Cyberwarfare is a complex topic to define. It’s a relatively new concept, and there are many ways to refer to it: cyberwar, cyber war, cyberwarfare, cyber warfare, and more. Irrespective of how one wants to spell or define it, the reality is that it is upon us. And it behooves every organization and nation to have a plan to deal with it. If not, the only alternative is that they will be a victim.
In The Art of Cyberwarfare: An Investigator's Guide to Espionage, Ransomware, and Organized Cybercrime (No Starch Press), author Jon DiMaggio has written an interesting book that provides an overview of the new world order of cyberwarfare.

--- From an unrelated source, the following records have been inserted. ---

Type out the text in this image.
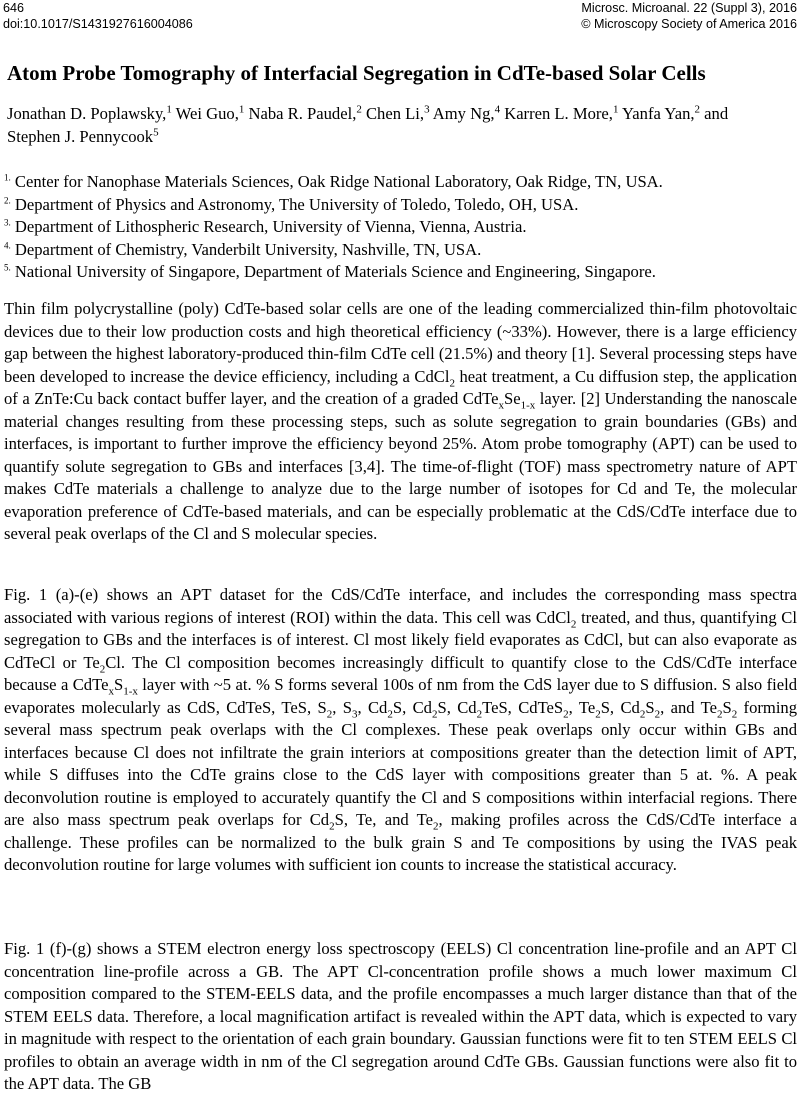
646
doi:10.1017/S1431927616004086
Microsc. Microanal. 22 (Suppl 3), 2016
© Microscopy Society of America 2016
Atom Probe Tomography of Interfacial Segregation in CdTe-based Solar Cells

Jonathan D. Poplawsky,$^1$ Wei Guo,$^1$ Naba R. Paudel,$^2$ Chen Li,$^3$ Amy Ng,$^4$ Karren L. More,$^1$ Yanfa Yan,$^2$ and Stephen J. Pennycook$^5$

$^{1.}$ Center for Nanophase Materials Sciences, Oak Ridge National Laboratory, Oak Ridge, TN, USA.
$^{2.}$ Department of Physics and Astronomy, The University of Toledo, Toledo, OH, USA.
$^{3.}$ Department of Lithospheric Research, University of Vienna, Vienna, Austria.
$^{4.}$ Department of Chemistry, Vanderbilt University, Nashville, TN, USA.
$^{5.}$ National University of Singapore, Department of Materials Science and Engineering, Singapore.

Thin film polycrystalline (poly) CdTe-based solar cells are one of the leading commercialized thin-film photovoltaic devices due to their low production costs and high theoretical efficiency (~33%). However, there is a large efficiency gap between the highest laboratory-produced thin-film CdTe cell (21.5%) and theory [1]. Several processing steps have been developed to increase the device efficiency, including a CdCl$_2$ heat treatment, a Cu diffusion step, the application of a ZnTe:Cu back contact buffer layer, and the creation of a graded $CdTe_xSe_{1-x}$ layer. [2] Understanding the nanoscale material changes resulting from these processing steps, such as solute segregation to grain boundaries (GBs) and interfaces, is important to further improve the efficiency beyond 25%. Atom probe tomography (APT) can be used to quantify solute segregation to GBs and interfaces [3,4]. The time-of-flight (TOF) mass spectrometry nature of APT makes CdTe materials a challenge to analyze due to the large number of isotopes for Cd and Te, the molecular evaporation preference of CdTe-based materials, and can be especially problematic at the CdS/CdTe interface due to several peak overlaps of the Cl and S molecular species.

Fig. 1 (a)-(e) shows an APT dataset for the CdS/CdTe interface, and includes the corresponding mass spectra associated with various regions of interest (ROI) within the data. This cell was CdCl$_2$ treated, and thus, quantifying Cl segregation to GBs and the interfaces is of interest. Cl most likely field evaporates as CdCl, but can also evaporate as CdTeCl or $Te_2Cl$. The Cl composition becomes increasingly difficult to quantify close to the CdS/CdTe interface because a $CdTe_xS_{1-x}$ layer with ~5 at. % S forms several 100s of nm from the CdS layer due to S diffusion. S also field evaporates molecularly as CdS, CdTeS, TeS, $S_2$, $S_3$, $Cd_2S$, $Cd_2S$, $Cd_2TeS$, CdTeS$_2$, $Te_2S$, $Cd_2S_2$, and $Te_2S_2$ forming several mass spectrum peak overlaps with the Cl complexes. These peak overlaps only occur within GBs and interfaces because Cl does not infiltrate the grain interiors at compositions greater than the detection limit of APT, while S diffuses into the CdTe grains close to the CdS layer with compositions greater than 5 at. %. A peak deconvolution routine is employed to accurately quantify the Cl and S compositions within interfacial regions. There are also mass spectrum peak overlaps for $Cd_2S$, Te, and $Te_2$, making profiles across the CdS/CdTe interface a challenge. These profiles can be normalized to the bulk grain S and Te compositions by using the IVAS peak deconvolution routine for large volumes with sufficient ion counts to increase the statistical accuracy.

Fig. 1 (f)-(g) shows a STEM electron energy loss spectroscopy (EELS) Cl concentration line-profile and an APT Cl concentration line-profile across a GB. The APT Cl-concentration profile shows a much lower maximum Cl composition compared to the STEM-EELS data, and the profile encompasses a much larger distance than that of the STEM EELS data. Therefore, a local magnification artifact is revealed within the APT data, which is expected to vary in magnitude with respect to the orientation of each grain boundary. Gaussian functions were fit to ten STEM EELS Cl profiles to obtain an average width in nm of the Cl segregation around CdTe GBs. Gaussian functions were also fit to the APT data. The GB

One of the earliest viruses was Yankee Doodle in 1989, which was limited to playing the song Yankee Doodle daily at 5 p.m. Thirty-three years later, the scene is radically different. Countries such as North Korea, China, and others use cyberwarfare technologies to launch attacks against their enemies’ technology systems, steal massive amounts of money from these enemies, and more.
The first half of the book details the overall issue and many examples of nation-state attacks and state-sponsored financial attacks. In many organizations, management is still in denial and thinks no nation-state would be interested in attacking them. The first four chapters provide plenty of fodder for security management to present to senior management and the board to help them understand the scope of these massive security issues.

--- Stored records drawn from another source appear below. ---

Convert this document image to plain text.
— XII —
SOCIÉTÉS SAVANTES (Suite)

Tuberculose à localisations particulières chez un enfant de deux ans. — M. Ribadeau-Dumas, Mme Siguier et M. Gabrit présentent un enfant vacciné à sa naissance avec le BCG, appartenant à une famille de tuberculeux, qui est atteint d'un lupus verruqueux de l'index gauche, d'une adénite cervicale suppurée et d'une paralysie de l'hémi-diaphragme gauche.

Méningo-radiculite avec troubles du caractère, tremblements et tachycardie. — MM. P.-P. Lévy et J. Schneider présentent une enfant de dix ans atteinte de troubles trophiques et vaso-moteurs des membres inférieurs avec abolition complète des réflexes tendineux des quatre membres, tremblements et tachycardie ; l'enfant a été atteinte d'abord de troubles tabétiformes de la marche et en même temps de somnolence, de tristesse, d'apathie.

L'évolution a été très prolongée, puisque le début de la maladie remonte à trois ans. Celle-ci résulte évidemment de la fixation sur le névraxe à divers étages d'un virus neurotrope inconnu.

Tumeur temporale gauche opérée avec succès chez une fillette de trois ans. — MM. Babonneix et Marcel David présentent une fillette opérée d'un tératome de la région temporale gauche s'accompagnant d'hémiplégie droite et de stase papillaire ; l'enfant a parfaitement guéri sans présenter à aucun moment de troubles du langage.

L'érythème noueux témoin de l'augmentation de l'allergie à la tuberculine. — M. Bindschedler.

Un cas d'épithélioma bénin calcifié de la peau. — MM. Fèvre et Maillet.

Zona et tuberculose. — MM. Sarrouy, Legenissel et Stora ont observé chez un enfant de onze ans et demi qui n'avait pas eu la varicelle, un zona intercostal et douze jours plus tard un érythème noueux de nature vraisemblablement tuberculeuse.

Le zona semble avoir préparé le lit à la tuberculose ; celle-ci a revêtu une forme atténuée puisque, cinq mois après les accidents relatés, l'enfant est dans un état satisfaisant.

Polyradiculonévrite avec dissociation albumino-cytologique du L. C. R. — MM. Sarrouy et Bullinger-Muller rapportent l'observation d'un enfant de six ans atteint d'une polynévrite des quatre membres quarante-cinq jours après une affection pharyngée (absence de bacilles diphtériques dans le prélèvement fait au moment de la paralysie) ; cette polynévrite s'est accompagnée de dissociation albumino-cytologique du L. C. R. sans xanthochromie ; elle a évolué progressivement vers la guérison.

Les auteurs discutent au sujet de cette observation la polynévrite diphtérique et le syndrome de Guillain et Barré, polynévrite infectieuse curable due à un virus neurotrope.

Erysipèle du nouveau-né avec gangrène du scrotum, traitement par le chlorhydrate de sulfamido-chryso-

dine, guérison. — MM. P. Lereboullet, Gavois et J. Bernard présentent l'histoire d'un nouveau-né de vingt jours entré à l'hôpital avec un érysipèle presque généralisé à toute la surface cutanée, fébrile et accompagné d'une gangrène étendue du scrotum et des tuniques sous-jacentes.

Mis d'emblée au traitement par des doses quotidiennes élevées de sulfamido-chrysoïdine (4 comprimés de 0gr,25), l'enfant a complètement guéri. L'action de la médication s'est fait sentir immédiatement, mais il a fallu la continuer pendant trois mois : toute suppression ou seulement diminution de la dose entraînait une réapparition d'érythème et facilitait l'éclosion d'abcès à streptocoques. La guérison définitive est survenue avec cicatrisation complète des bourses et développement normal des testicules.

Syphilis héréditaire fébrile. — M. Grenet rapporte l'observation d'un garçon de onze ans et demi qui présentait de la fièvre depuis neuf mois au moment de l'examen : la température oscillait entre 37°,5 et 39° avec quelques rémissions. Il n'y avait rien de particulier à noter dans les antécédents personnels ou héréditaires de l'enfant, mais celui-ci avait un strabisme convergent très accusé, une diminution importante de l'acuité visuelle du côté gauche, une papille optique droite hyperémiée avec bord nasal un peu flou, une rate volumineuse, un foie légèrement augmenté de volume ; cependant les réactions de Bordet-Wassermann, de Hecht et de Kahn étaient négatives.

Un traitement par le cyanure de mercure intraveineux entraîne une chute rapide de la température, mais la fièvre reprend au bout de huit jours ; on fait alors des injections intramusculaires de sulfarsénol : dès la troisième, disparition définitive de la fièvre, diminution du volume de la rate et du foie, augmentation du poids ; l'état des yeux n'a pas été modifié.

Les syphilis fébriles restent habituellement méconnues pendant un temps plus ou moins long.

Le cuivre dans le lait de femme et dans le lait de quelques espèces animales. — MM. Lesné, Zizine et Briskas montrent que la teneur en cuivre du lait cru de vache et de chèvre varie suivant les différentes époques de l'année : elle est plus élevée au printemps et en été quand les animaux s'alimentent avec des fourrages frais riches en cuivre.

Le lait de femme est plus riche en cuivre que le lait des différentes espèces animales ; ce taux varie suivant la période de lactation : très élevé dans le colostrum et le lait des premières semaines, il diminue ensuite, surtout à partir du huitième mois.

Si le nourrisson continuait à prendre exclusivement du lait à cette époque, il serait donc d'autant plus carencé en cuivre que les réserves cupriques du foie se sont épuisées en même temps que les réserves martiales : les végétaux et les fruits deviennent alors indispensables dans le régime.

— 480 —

The book spends time detailing the threat from North Korea. While North Korea, more correctly, the Democratic People’s Republic of Korea (DPRK), may find most of its 26 million citizens living in poverty, hunger, and without electricity, the country is a significant digital threat to the west. DiMaggio writes that the DPRK is a patient attacker that spends considerable amounts of time within the target’s environment before executing the financial theft phase of the attack.

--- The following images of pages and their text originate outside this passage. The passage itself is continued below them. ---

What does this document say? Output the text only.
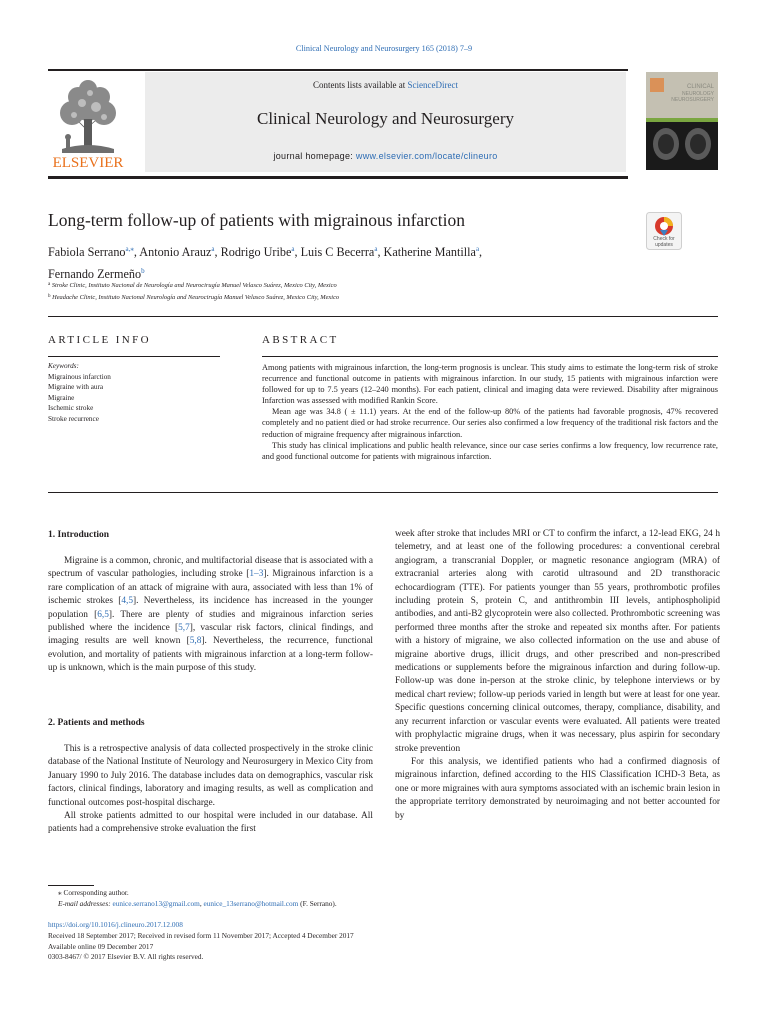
Clinical Neurology and Neurosurgery 165 (2018) 7–9
ELSEVIER
Contents lists available at ScienceDirect
Clinical Neurology and Neurosurgery
journal homepage: www.elsevier.com/locate/clineuro
CLINICAL
NEUROLOGY
NEUROSURGERY
Long-term follow-up of patients with migrainous infarction
Check for updates
Fabiola Serrano$^{a,⁎}$, Antonio Arauz$^a$, Rodrigo Uribe$^a$, Luis C Becerra$^a$, Katherine Mantilla$^a$,
Fernando Zermeño$^b$
$^a$ Stroke Clinic, Instituto Nacional de Neurología and Neurocirugía Manuel Velasco Suárez, Mexico City, Mexico
$^b$ Headache Clinic, Instituto Nacional Neurología and Neurocirugía Manuel Velasco Suárez, Mexico City, Mexico
ARTICLE INFO
Keywords:
Migrainous infarction
Migraine with aura
Migraine
Ischemic stroke
Stroke recurrence
ABSTRACT

Among patients with migrainous infarction, the long-term prognosis is unclear. This study aims to estimate the long-term risk of stroke recurrence and functional outcome in patients with migrainous infarction. In our study, 15 patients with migrainous infarction were followed for up to 7.5 years (12–240 months). For each patient, clinical and imaging data were reviewed. Disability after migrainous Infarction was assessed with modified Rankin Score.

Mean age was 34.8 ( ± 11.1) years. At the end of the follow-up 80% of the patients had favorable prognosis, 47% recovered completely and no patient died or had stroke recurrence. Our series also confirmed a low frequency of the traditional risk factors and the reduction of migraine frequency after migrainous infarction.

This study has clinical implications and public health relevance, since our case series confirms a low frequency, low recurrence rate, and good functional outcome for patients with migrainous infarction.

1. Introduction

Migraine is a common, chronic, and multifactorial disease that is associated with a spectrum of vascular pathologies, including stroke [1–3]. Migrainous infarction is a rare complication of an attack of migraine with aura, associated with less than 1% of ischemic strokes [4,5]. Nevertheless, its incidence has increased in the younger population [6,5]. There are plenty of studies and migrainous infarction series published where the incidence [5,7], vascular risk factors, clinical findings, and imaging results are well known [5,8]. Nevertheless, the recurrence, functional evolution, and mortality of patients with migrainous infarction at a long-term follow-up is unknown, which is the main purpose of this study.

2. Patients and methods

This is a retrospective analysis of data collected prospectively in the stroke clinic database of the National Institute of Neurology and Neurosurgery in Mexico City from January 1990 to July 2016. The database includes data on demographics, vascular risk factors, clinical findings, laboratory and imaging results, as well as complication and functional outcomes post-hospital discharge.

All stroke patients admitted to our hospital were included in our database. All patients had a comprehensive stroke evaluation the first

week after stroke that includes MRI or CT to confirm the infarct, a 12-lead EKG, 24 h telemetry, and at least one of the following procedures: a conventional cerebral angiogram, a transcranial Doppler, or magnetic resonance angiogram (MRA) of extracranial arteries along with carotid ultrasound and 2D transthoracic echocardiogram (TTE). For patients younger than 55 years, prothrombotic profiles including protein S, protein C, and antithrombin III levels, antiphospholipid antibodies, and anti-B2 glycoprotein were also collected. Prothrombotic screening was performed three months after the stroke and repeated six months after. For patients with a history of migraine, we also collected information on the use and abuse of migraine abortive drugs, illicit drugs, and other prescribed and non-prescribed medications or supplements before the migrainous infarction and during follow-up. Follow-up was done in-person at the stroke clinic, by telephone interviews or by medical chart review; follow-up periods varied in length but were at least for one year. Specific questions concerning clinical outcomes, therapy, compliance, disability, and any recurrent infarction or vascular events were evaluated. All patients were treated with prophylactic migraine drugs, when it was necessary, plus aspirin for secondary stroke prevention

For this analysis, we identified patients who had a confirmed diagnosis of migrainous infarction, defined according to the HIS Classification ICHD-3 Beta, as one or more migraines with aura symptoms associated with an ischemic brain lesion in the appropriate territory demonstrated by neuroimaging and not better accounted for by

⁎ Corresponding author.
E-mail addresses: eunice.serrano13@gmail.com, eunice_13serrano@hotmail.com (F. Serrano).
https://doi.org/10.1016/j.clineuro.2017.12.008
Received 18 September 2017; Received in revised form 11 November 2017; Accepted 4 December 2017
Available online 09 December 2017
0303-8467/ © 2017 Elsevier B.V. All rights reserved.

In some cases, DPRK attackers spent several months observing and learning their target systems and how they connect and interact with other banking resources. Firms that don’t have appropriate defenses against attackers like the DPRK may find themselves on the receiving end of a digital attack.
Part two of the book details threat hunting and analyzing advanced cyberthreats. There are many tools that can be used for analysis and attribution. But DiMaggio cautions that this is not a trivial endeavor and notes that far too many companies and countries have jumped the gun when it comes to attribution, which they later regretted by blaming the wrong perpetrator.
For those looking for a guide to help them understand the new world of cyberwar, The Art of Cyberwarfare provides readers with a good overview of this expanding threat and what they can do to avoid being victims.